Timothy Nardiello

Personal information
- Born: October 5, 1960 (age 65) Lake Placid, New York, United States

Sport
- Sport: Luge

= Timothy Nardiello =

American luger

Timothy Nardiello (born October 5, 1960) is an American former luger and coach. He competed at the 1984 Winter Olympics and the 1988 Winter Olympics. He later went on to coach the US national skeleton team.

==Biography==
Nardiello was born in Lake Placid, New York, in 1960. At high school, Nardiello played hockey, and was on the team that won the New York State Championship. He took up luge, while working in a variety of jobs, including carpentry and fishing. In 1986, Nardiello and Miro Zajonc became the first team from America to win a medal at a Luge World Cup race, finishing in second place.

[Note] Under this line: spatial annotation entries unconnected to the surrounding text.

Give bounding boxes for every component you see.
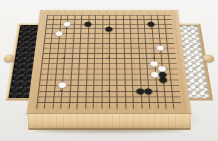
- board-cell[interactable]: [113, 105, 121, 111]
- board-cell[interactable]: [177, 105, 186, 111]
- board-cell[interactable]: [80, 105, 88, 111]
- board-cell[interactable]: [105, 105, 113, 111]
- go-set-photo: ●●●●●●●●●●●●●●: [0, 0, 218, 141]
- board-cell[interactable]: [129, 105, 137, 111]
- go-board[interactable]: ●●●●●●●●●●●●●●: [27, 10, 192, 115]
- board-cell[interactable]: [89, 105, 97, 111]
- board-cell[interactable]: [121, 105, 129, 111]
- stones-grid[interactable]: ●●●●●●●●●●●●●●: [32, 13, 186, 112]
- goban-top-plane: ●●●●●●●●●●●●●●: [1, 10, 216, 115]
- right-drawer-knob[interactable]: [202, 55, 214, 63]
- board-cell[interactable]: [97, 105, 105, 111]
- box-base-shadow: [34, 128, 184, 132]
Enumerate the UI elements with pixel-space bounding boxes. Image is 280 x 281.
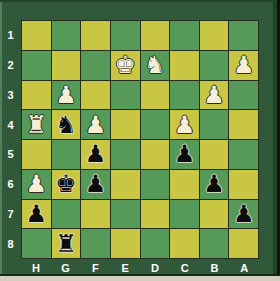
- square-e8[interactable]: [111, 229, 140, 258]
- square-b7[interactable]: [200, 200, 229, 229]
- white-pawn: ♟: [55, 83, 77, 107]
- white-rook: ♜: [26, 113, 48, 137]
- square-d4[interactable]: [141, 110, 170, 139]
- square-h7[interactable]: ♟: [22, 200, 51, 229]
- square-b5[interactable]: [200, 140, 229, 169]
- square-g6[interactable]: ♚: [52, 170, 81, 199]
- square-d8[interactable]: [141, 229, 170, 258]
- black-pawn: ♟: [203, 172, 225, 196]
- square-h1[interactable]: [22, 21, 51, 50]
- square-b8[interactable]: [200, 229, 229, 258]
- square-b3[interactable]: ♟: [200, 81, 229, 110]
- square-f7[interactable]: [81, 200, 110, 229]
- rank-label-3: 3: [0, 80, 21, 110]
- white-king: ♚: [114, 53, 136, 77]
- square-a6[interactable]: [229, 170, 258, 199]
- square-g3[interactable]: ♟: [52, 81, 81, 110]
- rank-label-1: 1: [0, 20, 21, 50]
- square-b1[interactable]: [200, 21, 229, 50]
- rank-label-5: 5: [0, 140, 21, 170]
- square-g8[interactable]: ♜: [52, 229, 81, 258]
- frame-top-edge: [0, 0, 280, 2]
- square-f8[interactable]: [81, 229, 110, 258]
- white-pawn: ♟: [233, 53, 255, 77]
- black-pawn: ♟: [174, 142, 196, 166]
- square-c5[interactable]: ♟: [170, 140, 199, 169]
- square-d1[interactable]: [141, 21, 170, 50]
- square-d7[interactable]: [141, 200, 170, 229]
- square-h5[interactable]: [22, 140, 51, 169]
- square-e7[interactable]: [111, 200, 140, 229]
- square-e3[interactable]: [111, 81, 140, 110]
- square-a2[interactable]: ♟: [229, 51, 258, 80]
- black-pawn: ♟: [85, 142, 107, 166]
- chess-diagram: 12345678 ♚♞♟♟♟♜♞♟♟♟♟♟♚♟♟♟♟♜ HGFEDCBA: [0, 0, 280, 281]
- square-a4[interactable]: [229, 110, 258, 139]
- file-label-h: H: [21, 260, 51, 275]
- file-label-a: A: [229, 260, 259, 275]
- frame-right-bevel-outer: [277, 0, 280, 276]
- square-c8[interactable]: [170, 229, 199, 258]
- square-e4[interactable]: [111, 110, 140, 139]
- square-a1[interactable]: [229, 21, 258, 50]
- square-f5[interactable]: ♟: [81, 140, 110, 169]
- black-king: ♚: [55, 172, 77, 196]
- white-pawn: ♟: [174, 113, 196, 137]
- square-e2[interactable]: ♚: [111, 51, 140, 80]
- square-f1[interactable]: [81, 21, 110, 50]
- square-h4[interactable]: ♜: [22, 110, 51, 139]
- square-c7[interactable]: [170, 200, 199, 229]
- square-f6[interactable]: ♟: [81, 170, 110, 199]
- rank-label-4: 4: [0, 110, 21, 140]
- square-h2[interactable]: [22, 51, 51, 80]
- square-d3[interactable]: [141, 81, 170, 110]
- square-f4[interactable]: ♟: [81, 110, 110, 139]
- rank-label-8: 8: [0, 229, 21, 259]
- square-c4[interactable]: ♟: [170, 110, 199, 139]
- square-c6[interactable]: [170, 170, 199, 199]
- white-pawn: ♟: [203, 83, 225, 107]
- file-label-c: C: [170, 260, 200, 275]
- file-label-e: E: [110, 260, 140, 275]
- square-e6[interactable]: [111, 170, 140, 199]
- square-a5[interactable]: [229, 140, 258, 169]
- square-h3[interactable]: [22, 81, 51, 110]
- rank-labels: 12345678: [0, 20, 21, 259]
- square-b6[interactable]: ♟: [200, 170, 229, 199]
- square-h8[interactable]: [22, 229, 51, 258]
- white-pawn: ♟: [26, 172, 48, 196]
- square-b4[interactable]: [200, 110, 229, 139]
- rank-label-6: 6: [0, 169, 21, 199]
- file-label-b: B: [200, 260, 230, 275]
- rank-label-7: 7: [0, 199, 21, 229]
- square-g2[interactable]: [52, 51, 81, 80]
- black-rook: ♜: [55, 232, 77, 256]
- file-labels: HGFEDCBA: [21, 260, 259, 275]
- file-label-g: G: [51, 260, 81, 275]
- square-d6[interactable]: [141, 170, 170, 199]
- white-knight: ♞: [144, 53, 166, 77]
- white-pawn: ♟: [85, 113, 107, 137]
- square-a8[interactable]: [229, 229, 258, 258]
- file-label-d: D: [140, 260, 170, 275]
- square-g5[interactable]: [52, 140, 81, 169]
- black-knight: ♞: [55, 113, 77, 137]
- square-c1[interactable]: [170, 21, 199, 50]
- square-d5[interactable]: [141, 140, 170, 169]
- square-f3[interactable]: [81, 81, 110, 110]
- square-e5[interactable]: [111, 140, 140, 169]
- square-b2[interactable]: [200, 51, 229, 80]
- square-c3[interactable]: [170, 81, 199, 110]
- square-h6[interactable]: ♟: [22, 170, 51, 199]
- black-pawn: ♟: [233, 202, 255, 226]
- square-g7[interactable]: [52, 200, 81, 229]
- board: ♚♞♟♟♟♜♞♟♟♟♟♟♚♟♟♟♟♜: [21, 20, 259, 259]
- bottom-strip: [0, 276, 280, 281]
- square-e1[interactable]: [111, 21, 140, 50]
- black-pawn: ♟: [85, 172, 107, 196]
- square-d2[interactable]: ♞: [141, 51, 170, 80]
- rank-label-2: 2: [0, 50, 21, 80]
- black-pawn: ♟: [26, 202, 48, 226]
- square-c2[interactable]: [170, 51, 199, 80]
- square-f2[interactable]: [81, 51, 110, 80]
- square-g1[interactable]: [52, 21, 81, 50]
- square-a3[interactable]: [229, 81, 258, 110]
- file-label-f: F: [81, 260, 111, 275]
- square-a7[interactable]: ♟: [229, 200, 258, 229]
- square-g4[interactable]: ♞: [52, 110, 81, 139]
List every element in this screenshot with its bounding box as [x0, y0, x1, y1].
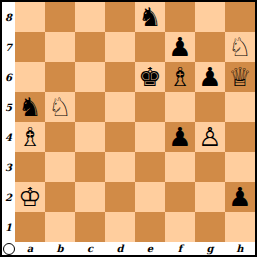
- file-label-g: g: [195, 242, 225, 255]
- square-a6[interactable]: [15, 62, 45, 92]
- square-b2[interactable]: [45, 182, 75, 212]
- piece-black-pawn[interactable]: ♟: [198, 62, 221, 92]
- square-e1[interactable]: [135, 212, 165, 242]
- square-b7[interactable]: [45, 32, 75, 62]
- square-c4[interactable]: [75, 122, 105, 152]
- white-to-move-indicator: [3, 243, 15, 255]
- square-h1[interactable]: [225, 212, 255, 242]
- square-a8[interactable]: [15, 2, 45, 32]
- square-e4[interactable]: [135, 122, 165, 152]
- file-label-e: e: [135, 242, 165, 255]
- square-g7[interactable]: [195, 32, 225, 62]
- side-to-move-indicator-cell: [2, 242, 15, 255]
- rank-label-5: 5: [2, 92, 15, 122]
- file-label-h: h: [225, 242, 255, 255]
- square-a7[interactable]: [15, 32, 45, 62]
- square-g4[interactable]: ♙: [195, 122, 225, 152]
- file-label-b: b: [45, 242, 75, 255]
- piece-white-bishop[interactable]: ♗: [168, 62, 191, 92]
- square-c7[interactable]: [75, 32, 105, 62]
- square-f2[interactable]: [165, 182, 195, 212]
- square-c3[interactable]: [75, 152, 105, 182]
- square-a1[interactable]: [15, 212, 45, 242]
- square-h5[interactable]: [225, 92, 255, 122]
- square-b3[interactable]: [45, 152, 75, 182]
- square-e3[interactable]: [135, 152, 165, 182]
- rank-label-4: 4: [2, 122, 15, 152]
- square-g2[interactable]: [195, 182, 225, 212]
- piece-black-pawn[interactable]: ♟: [228, 182, 251, 212]
- square-f5[interactable]: [165, 92, 195, 122]
- square-a4[interactable]: ♗: [15, 122, 45, 152]
- square-f6[interactable]: ♗: [165, 62, 195, 92]
- square-f4[interactable]: ♟: [165, 122, 195, 152]
- square-b1[interactable]: [45, 212, 75, 242]
- square-g1[interactable]: [195, 212, 225, 242]
- piece-white-pawn[interactable]: ♙: [198, 122, 221, 152]
- bottom-strip: abcdefgh: [2, 242, 255, 255]
- file-label-f: f: [165, 242, 195, 255]
- square-e5[interactable]: [135, 92, 165, 122]
- square-d8[interactable]: [105, 2, 135, 32]
- piece-black-king[interactable]: ♚: [138, 62, 161, 92]
- chess-diagram: 87654321 ♞♟♘♚♗♟♕♞♘♗♟♙♔♟ abcdefgh: [0, 0, 257, 257]
- square-h6[interactable]: ♕: [225, 62, 255, 92]
- piece-white-king[interactable]: ♔: [18, 182, 41, 212]
- file-label-a: a: [15, 242, 45, 255]
- square-g3[interactable]: [195, 152, 225, 182]
- piece-black-knight[interactable]: ♞: [138, 2, 161, 32]
- rank-labels: 87654321: [2, 2, 15, 242]
- square-d1[interactable]: [105, 212, 135, 242]
- square-e7[interactable]: [135, 32, 165, 62]
- square-e6[interactable]: ♚: [135, 62, 165, 92]
- square-g6[interactable]: ♟: [195, 62, 225, 92]
- square-h2[interactable]: ♟: [225, 182, 255, 212]
- square-a2[interactable]: ♔: [15, 182, 45, 212]
- square-d7[interactable]: [105, 32, 135, 62]
- square-b4[interactable]: [45, 122, 75, 152]
- square-c6[interactable]: [75, 62, 105, 92]
- square-c2[interactable]: [75, 182, 105, 212]
- rank-label-8: 8: [2, 2, 15, 32]
- square-f7[interactable]: ♟: [165, 32, 195, 62]
- square-c5[interactable]: [75, 92, 105, 122]
- square-e2[interactable]: [135, 182, 165, 212]
- square-g8[interactable]: [195, 2, 225, 32]
- square-h3[interactable]: [225, 152, 255, 182]
- square-d4[interactable]: [105, 122, 135, 152]
- square-d3[interactable]: [105, 152, 135, 182]
- board: ♞♟♘♚♗♟♕♞♘♗♟♙♔♟: [15, 2, 255, 242]
- piece-black-pawn[interactable]: ♟: [168, 122, 191, 152]
- piece-white-bishop[interactable]: ♗: [18, 122, 41, 152]
- rank-label-2: 2: [2, 182, 15, 212]
- piece-black-pawn[interactable]: ♟: [168, 32, 191, 62]
- file-label-c: c: [75, 242, 105, 255]
- square-h4[interactable]: [225, 122, 255, 152]
- square-h8[interactable]: [225, 2, 255, 32]
- square-c8[interactable]: [75, 2, 105, 32]
- square-h7[interactable]: ♘: [225, 32, 255, 62]
- rank-label-6: 6: [2, 62, 15, 92]
- square-b8[interactable]: [45, 2, 75, 32]
- square-b5[interactable]: ♘: [45, 92, 75, 122]
- square-c1[interactable]: [75, 212, 105, 242]
- diagram-panel: 87654321 ♞♟♘♚♗♟♕♞♘♗♟♙♔♟ abcdefgh: [2, 2, 255, 255]
- square-d5[interactable]: [105, 92, 135, 122]
- rank-label-7: 7: [2, 32, 15, 62]
- piece-white-knight[interactable]: ♘: [228, 32, 251, 62]
- square-f3[interactable]: [165, 152, 195, 182]
- square-a3[interactable]: [15, 152, 45, 182]
- square-f1[interactable]: [165, 212, 195, 242]
- square-b6[interactable]: [45, 62, 75, 92]
- square-d2[interactable]: [105, 182, 135, 212]
- piece-black-knight[interactable]: ♞: [18, 92, 41, 122]
- square-e8[interactable]: ♞: [135, 2, 165, 32]
- square-f8[interactable]: [165, 2, 195, 32]
- file-label-d: d: [105, 242, 135, 255]
- piece-white-queen[interactable]: ♕: [228, 62, 251, 92]
- rank-label-3: 3: [2, 152, 15, 182]
- piece-white-knight[interactable]: ♘: [48, 92, 71, 122]
- file-labels: abcdefgh: [15, 242, 255, 255]
- square-d6[interactable]: [105, 62, 135, 92]
- square-g5[interactable]: [195, 92, 225, 122]
- square-a5[interactable]: ♞: [15, 92, 45, 122]
- rank-label-1: 1: [2, 212, 15, 242]
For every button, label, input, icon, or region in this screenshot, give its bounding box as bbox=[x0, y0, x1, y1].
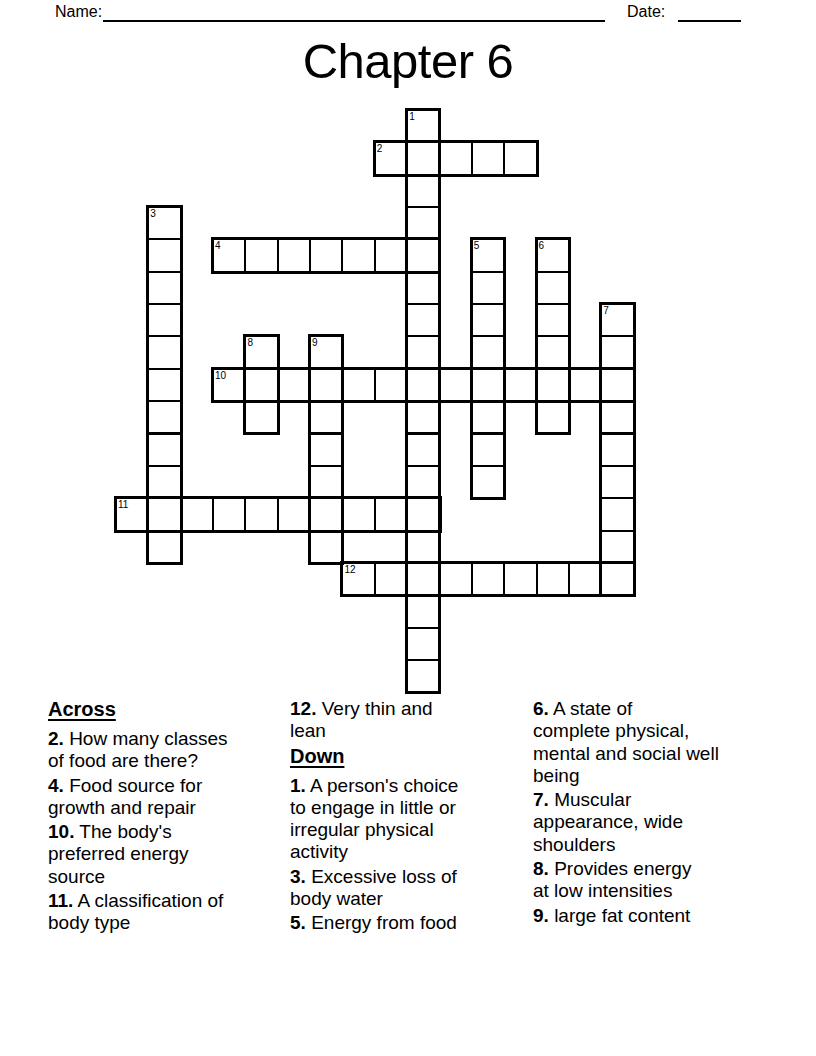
clue-number: 9. bbox=[533, 905, 549, 926]
cell-r9c13[interactable] bbox=[536, 400, 570, 434]
cell-r12c15[interactable] bbox=[600, 497, 634, 531]
clue-number: 11. bbox=[48, 890, 73, 911]
cell-r12c3[interactable] bbox=[212, 497, 246, 531]
cell-r9c1[interactable] bbox=[147, 400, 181, 434]
clue-10: 10. The body'spreferred energysource bbox=[48, 821, 290, 888]
cell-r6c9[interactable] bbox=[406, 303, 440, 337]
cell-r11c1[interactable] bbox=[147, 465, 181, 499]
cell-r13c15[interactable] bbox=[600, 530, 634, 564]
cell-r11c6[interactable] bbox=[309, 465, 343, 499]
cell-r3c9[interactable] bbox=[406, 206, 440, 240]
cell-r11c9[interactable] bbox=[406, 465, 440, 499]
cell-r8c6[interactable] bbox=[309, 368, 343, 402]
clue-2: 2. How many classesof food are there? bbox=[48, 728, 290, 773]
cell-r8c10[interactable] bbox=[439, 368, 473, 402]
cell-r11c11[interactable] bbox=[471, 465, 505, 499]
cell-r10c6[interactable] bbox=[309, 433, 343, 467]
clue-number: 10. bbox=[48, 821, 74, 842]
cell-r13c9[interactable] bbox=[406, 530, 440, 564]
cell-r12c5[interactable] bbox=[277, 497, 311, 531]
cell-r9c6[interactable] bbox=[309, 400, 343, 434]
cell-r7c1[interactable] bbox=[147, 335, 181, 369]
cell-r8c15[interactable] bbox=[600, 368, 634, 402]
cell-r1c12[interactable] bbox=[503, 141, 537, 175]
clue-9: 9. large fat content bbox=[533, 905, 783, 927]
cell-r4c3[interactable] bbox=[212, 238, 246, 272]
cell-r12c1[interactable] bbox=[147, 497, 181, 531]
clue-12: 12. Very thin andlean bbox=[290, 698, 533, 743]
clue-8: 8. Provides energyat low intensities bbox=[533, 858, 783, 903]
cell-r8c12[interactable] bbox=[503, 368, 537, 402]
clue-number: 2. bbox=[48, 728, 64, 749]
clue-number: 5. bbox=[290, 912, 306, 933]
clue-11: 11. A classification ofbody type bbox=[48, 890, 290, 935]
cell-r14c11[interactable] bbox=[471, 562, 505, 596]
cell-r4c9[interactable] bbox=[406, 238, 440, 272]
cell-r17c9[interactable] bbox=[406, 659, 440, 693]
clue-number: 12. bbox=[290, 698, 316, 719]
cell-r4c13[interactable] bbox=[536, 238, 570, 272]
cell-r13c6[interactable] bbox=[309, 530, 343, 564]
down-heading: Down bbox=[290, 745, 533, 768]
cell-r7c13[interactable] bbox=[536, 335, 570, 369]
cell-r4c8[interactable] bbox=[374, 238, 408, 272]
cell-r5c9[interactable] bbox=[406, 271, 440, 305]
cell-r4c4[interactable] bbox=[244, 238, 278, 272]
cell-r1c9[interactable] bbox=[406, 141, 440, 175]
cell-r8c1[interactable] bbox=[147, 368, 181, 402]
cell-r12c2[interactable] bbox=[180, 497, 214, 531]
cell-r6c1[interactable] bbox=[147, 303, 181, 337]
cell-r4c7[interactable] bbox=[341, 238, 375, 272]
cell-r14c12[interactable] bbox=[503, 562, 537, 596]
cell-r4c11[interactable] bbox=[471, 238, 505, 272]
cell-r15c9[interactable] bbox=[406, 594, 440, 628]
cell-r12c6[interactable] bbox=[309, 497, 343, 531]
page-title: Chapter 6 bbox=[0, 33, 816, 89]
cell-r16c9[interactable] bbox=[406, 627, 440, 661]
cell-r3c1[interactable] bbox=[147, 206, 181, 240]
cell-r12c7[interactable] bbox=[341, 497, 375, 531]
clue-3: 3. Excessive loss ofbody water bbox=[290, 866, 533, 911]
date-label: Date: bbox=[627, 3, 665, 21]
cell-r8c8[interactable] bbox=[374, 368, 408, 402]
cell-r10c11[interactable] bbox=[471, 433, 505, 467]
clue-column-0: Across2. How many classesof food are the… bbox=[48, 698, 290, 937]
cell-r9c11[interactable] bbox=[471, 400, 505, 434]
cell-r9c9[interactable] bbox=[406, 400, 440, 434]
cell-r5c13[interactable] bbox=[536, 271, 570, 305]
cell-r14c15[interactable] bbox=[600, 562, 634, 596]
name-label: Name: bbox=[55, 3, 102, 21]
cell-r7c15[interactable] bbox=[600, 335, 634, 369]
cell-r7c11[interactable] bbox=[471, 335, 505, 369]
cell-r8c13[interactable] bbox=[536, 368, 570, 402]
clue-6: 6. A state ofcomplete physical,mental an… bbox=[533, 698, 783, 787]
clue-number: 8. bbox=[533, 858, 549, 879]
cell-r6c11[interactable] bbox=[471, 303, 505, 337]
name-input-line[interactable] bbox=[103, 4, 605, 22]
cell-r4c6[interactable] bbox=[309, 238, 343, 272]
cell-r12c4[interactable] bbox=[244, 497, 278, 531]
cell-r12c9[interactable] bbox=[406, 497, 440, 531]
cell-r1c10[interactable] bbox=[439, 141, 473, 175]
across-heading: Across bbox=[48, 698, 290, 721]
cell-r14c10[interactable] bbox=[439, 562, 473, 596]
cell-r7c6[interactable] bbox=[309, 335, 343, 369]
cell-r14c9[interactable] bbox=[406, 562, 440, 596]
clue-5: 5. Energy from food bbox=[290, 912, 533, 934]
cell-r8c7[interactable] bbox=[341, 368, 375, 402]
clue-column-2: 6. A state ofcomplete physical,mental an… bbox=[533, 698, 783, 929]
cell-r10c9[interactable] bbox=[406, 433, 440, 467]
cell-r0c9[interactable] bbox=[406, 109, 440, 143]
clue-number: 6. bbox=[533, 698, 549, 719]
cell-r8c3[interactable] bbox=[212, 368, 246, 402]
date-input-line[interactable] bbox=[678, 4, 741, 22]
cell-r10c15[interactable] bbox=[600, 433, 634, 467]
cell-r13c1[interactable] bbox=[147, 530, 181, 564]
cell-r14c13[interactable] bbox=[536, 562, 570, 596]
cell-r9c15[interactable] bbox=[600, 400, 634, 434]
clue-4: 4. Food source forgrowth and repair bbox=[48, 775, 290, 820]
cell-r6c15[interactable] bbox=[600, 303, 634, 337]
cell-r8c11[interactable] bbox=[471, 368, 505, 402]
cell-r14c8[interactable] bbox=[374, 562, 408, 596]
cell-r7c9[interactable] bbox=[406, 335, 440, 369]
cell-r1c11[interactable] bbox=[471, 141, 505, 175]
cell-r5c1[interactable] bbox=[147, 271, 181, 305]
cell-r5c11[interactable] bbox=[471, 271, 505, 305]
cell-r14c7[interactable] bbox=[341, 562, 375, 596]
clue-7: 7. Muscularappearance, wideshoulders bbox=[533, 789, 783, 856]
clue-number: 4. bbox=[48, 775, 64, 796]
cell-r12c8[interactable] bbox=[374, 497, 408, 531]
cell-r8c4[interactable] bbox=[244, 368, 278, 402]
cell-r7c4[interactable] bbox=[244, 335, 278, 369]
cell-r14c14[interactable] bbox=[568, 562, 602, 596]
clue-1: 1. A person's choiceto engage in little … bbox=[290, 775, 533, 864]
cell-r12c0[interactable] bbox=[115, 497, 149, 531]
cell-r6c13[interactable] bbox=[536, 303, 570, 337]
cell-r8c14[interactable] bbox=[568, 368, 602, 402]
cell-r8c5[interactable] bbox=[277, 368, 311, 402]
cell-r2c9[interactable] bbox=[406, 174, 440, 208]
cell-r4c1[interactable] bbox=[147, 238, 181, 272]
clue-number: 7. bbox=[533, 789, 549, 810]
clue-column-1: 12. Very thin andleanDown1. A person's c… bbox=[290, 698, 533, 937]
cell-r8c9[interactable] bbox=[406, 368, 440, 402]
cell-r4c5[interactable] bbox=[277, 238, 311, 272]
clue-number: 1. bbox=[290, 775, 306, 796]
cell-r10c1[interactable] bbox=[147, 433, 181, 467]
cell-r1c8[interactable] bbox=[374, 141, 408, 175]
clue-number: 3. bbox=[290, 866, 306, 887]
cell-r11c15[interactable] bbox=[600, 465, 634, 499]
cell-r9c4[interactable] bbox=[244, 400, 278, 434]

At the 1984 Winter Olympics in Sarajevo, Nardiello competed in the men's singles event, finishing in 21st place. Four years later, Frank Masley and Nardiello were the first two to qualify to the American Olympic luge team following their qualification runs at the US national trials. At the 1988 Winter Olympics in Calgary, Nardiello and Miro Zajonc competed in the doubles event, where they finished in eleventh place.

Following his luge career, Nardiello became the coach of the US skeleton team. However, just prior to the 2006 Winter Olympics in Turin, Nardiello was fired from the team. Initially, he had been accused of the sexual harassment of members of the skeleton team. After no supporting evidence was found for the claims against him, he was reinstated a few weeks later. Despite this, the US Olympic Committee then fired Nardiello after they had found he was still working as a coach while under suspension.